We posed for pictures with the locals when requested, feeling like movie stars as the women grabbed on to our arms in the photos they took. 




By the time we checked out of the hotel, it was after 11 and the sun was high in the sky. We rode the 50+ kilometers back to New Bagan and our new hotel cursing the sun and the bike seats, but happy to snap pictures with the local children and buy dragon fruits and banana chips for the local market. 


We arrived in Bagan after 3 and had just a short hour and a half before we needed to be ready for our sunset cruise on the Irrawady river. 


We were relieved we had chosen not to bike to the shore and smiled our no thank you’s at the women and young girls selling bracelets, lungies and other arts and crafts. The long tail boats were loud and spit off dark smoke and I couldn’t help but think of how oh Poda had been on the tour David and I took last month.  


 I sent up a silent prayer that Myanamar had time left in its innocence before tourism ripped away its quaintness.
For sure, Bagan had tourism, but it wasn’t in your face. We managed to get off  the shore with only a small bump into another boat and headed out to eat more Burmese salad and watch the sun bid us farewell for another day.

 Later as we came back after sunset, we realized why William had been less than concerned about our small nudge into   the boat adjacent to us as we watched boats   seemingly play bumper cars as they raced against the current  and tried to find a place to anchor themselves on  shore. 

Bagan is literally covered with temples. Spires jutting up every few hundred feet, some restored after the 1975 earthquake, some from the 17th  century, each one with its own unique story. 



Kristen and I managed to bike to three before we were on people, temple and tour overload. Luckily Kath and Marie were fine to continue on with William and let us do our own thing. 


And off we went on a solo adventure – admittedly, only to the hotel with a stop at two temple like places on the way. But that was enough. 
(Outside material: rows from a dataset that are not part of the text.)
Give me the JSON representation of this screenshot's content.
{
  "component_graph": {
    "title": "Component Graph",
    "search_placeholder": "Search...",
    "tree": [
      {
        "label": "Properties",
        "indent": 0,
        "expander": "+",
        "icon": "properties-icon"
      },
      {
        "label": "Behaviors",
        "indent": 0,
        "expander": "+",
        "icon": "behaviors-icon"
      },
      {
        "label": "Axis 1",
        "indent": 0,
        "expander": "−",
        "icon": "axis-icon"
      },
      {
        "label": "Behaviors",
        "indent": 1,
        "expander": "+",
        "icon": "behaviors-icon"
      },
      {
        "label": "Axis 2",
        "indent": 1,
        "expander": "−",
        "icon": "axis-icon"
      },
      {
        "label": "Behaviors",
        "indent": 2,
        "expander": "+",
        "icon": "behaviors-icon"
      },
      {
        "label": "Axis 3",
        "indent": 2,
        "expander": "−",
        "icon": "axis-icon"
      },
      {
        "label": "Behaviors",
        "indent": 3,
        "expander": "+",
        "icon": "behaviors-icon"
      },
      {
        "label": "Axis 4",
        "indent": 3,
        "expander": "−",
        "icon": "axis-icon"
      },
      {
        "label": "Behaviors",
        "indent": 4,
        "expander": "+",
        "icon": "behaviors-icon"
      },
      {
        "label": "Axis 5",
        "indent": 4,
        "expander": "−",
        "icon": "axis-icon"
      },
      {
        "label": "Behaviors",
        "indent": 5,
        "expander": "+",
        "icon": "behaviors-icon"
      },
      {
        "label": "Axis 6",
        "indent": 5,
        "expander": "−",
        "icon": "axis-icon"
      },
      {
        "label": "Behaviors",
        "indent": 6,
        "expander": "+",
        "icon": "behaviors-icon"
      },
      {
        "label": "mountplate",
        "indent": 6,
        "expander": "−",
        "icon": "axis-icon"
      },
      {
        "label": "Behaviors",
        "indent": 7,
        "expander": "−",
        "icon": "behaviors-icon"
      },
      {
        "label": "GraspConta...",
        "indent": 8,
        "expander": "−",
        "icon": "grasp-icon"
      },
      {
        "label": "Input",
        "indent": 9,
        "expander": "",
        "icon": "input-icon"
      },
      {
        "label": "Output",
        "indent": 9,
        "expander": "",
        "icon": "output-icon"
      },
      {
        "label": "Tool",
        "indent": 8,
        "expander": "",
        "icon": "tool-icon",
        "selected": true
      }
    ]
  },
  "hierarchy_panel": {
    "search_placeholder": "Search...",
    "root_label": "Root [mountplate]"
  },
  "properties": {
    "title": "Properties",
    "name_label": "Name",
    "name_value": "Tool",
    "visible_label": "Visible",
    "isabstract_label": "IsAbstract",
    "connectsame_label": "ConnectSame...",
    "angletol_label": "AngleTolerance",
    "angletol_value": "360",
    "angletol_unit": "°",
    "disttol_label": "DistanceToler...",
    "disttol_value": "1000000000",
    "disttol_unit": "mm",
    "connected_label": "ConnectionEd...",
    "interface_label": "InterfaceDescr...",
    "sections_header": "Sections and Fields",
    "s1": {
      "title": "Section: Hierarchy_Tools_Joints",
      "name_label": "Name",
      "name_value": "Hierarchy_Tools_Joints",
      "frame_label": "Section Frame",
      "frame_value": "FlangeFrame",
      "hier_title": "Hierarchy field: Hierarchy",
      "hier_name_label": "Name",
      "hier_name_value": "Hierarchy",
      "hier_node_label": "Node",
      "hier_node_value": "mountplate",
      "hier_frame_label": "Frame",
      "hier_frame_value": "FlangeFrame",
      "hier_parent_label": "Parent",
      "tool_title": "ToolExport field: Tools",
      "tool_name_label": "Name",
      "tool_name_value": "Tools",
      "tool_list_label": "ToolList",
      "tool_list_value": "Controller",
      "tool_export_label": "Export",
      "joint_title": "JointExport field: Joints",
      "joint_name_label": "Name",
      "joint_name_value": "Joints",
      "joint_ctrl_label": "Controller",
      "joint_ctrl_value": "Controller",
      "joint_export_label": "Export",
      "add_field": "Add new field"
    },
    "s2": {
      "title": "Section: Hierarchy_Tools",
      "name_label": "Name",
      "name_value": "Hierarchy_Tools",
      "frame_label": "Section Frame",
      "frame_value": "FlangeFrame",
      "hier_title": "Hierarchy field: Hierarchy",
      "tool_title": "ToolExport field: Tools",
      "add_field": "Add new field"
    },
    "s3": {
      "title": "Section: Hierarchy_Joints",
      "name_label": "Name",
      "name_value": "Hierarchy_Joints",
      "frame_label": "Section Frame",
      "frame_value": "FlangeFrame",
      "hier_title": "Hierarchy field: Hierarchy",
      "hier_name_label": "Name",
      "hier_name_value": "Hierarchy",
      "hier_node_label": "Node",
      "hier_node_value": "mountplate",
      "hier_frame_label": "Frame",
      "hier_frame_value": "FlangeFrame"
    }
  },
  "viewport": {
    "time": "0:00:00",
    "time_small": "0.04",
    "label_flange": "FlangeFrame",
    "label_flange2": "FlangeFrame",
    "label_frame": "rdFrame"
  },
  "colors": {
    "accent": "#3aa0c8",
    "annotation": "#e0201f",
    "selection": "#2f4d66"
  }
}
We had settled into the tour and were enjoying the amenities of the pools that came with the hotel, but at some point, the information about Buddha and his life and what century each mural in was just background noise along with the Canadian family taking a gazillion pictures with each standing Buddha. 




We had made some new friends and had pushed past our comfort zones to find that we could be comfortably uncomfortable on the bikes, our butts wondering what we had gotten them into.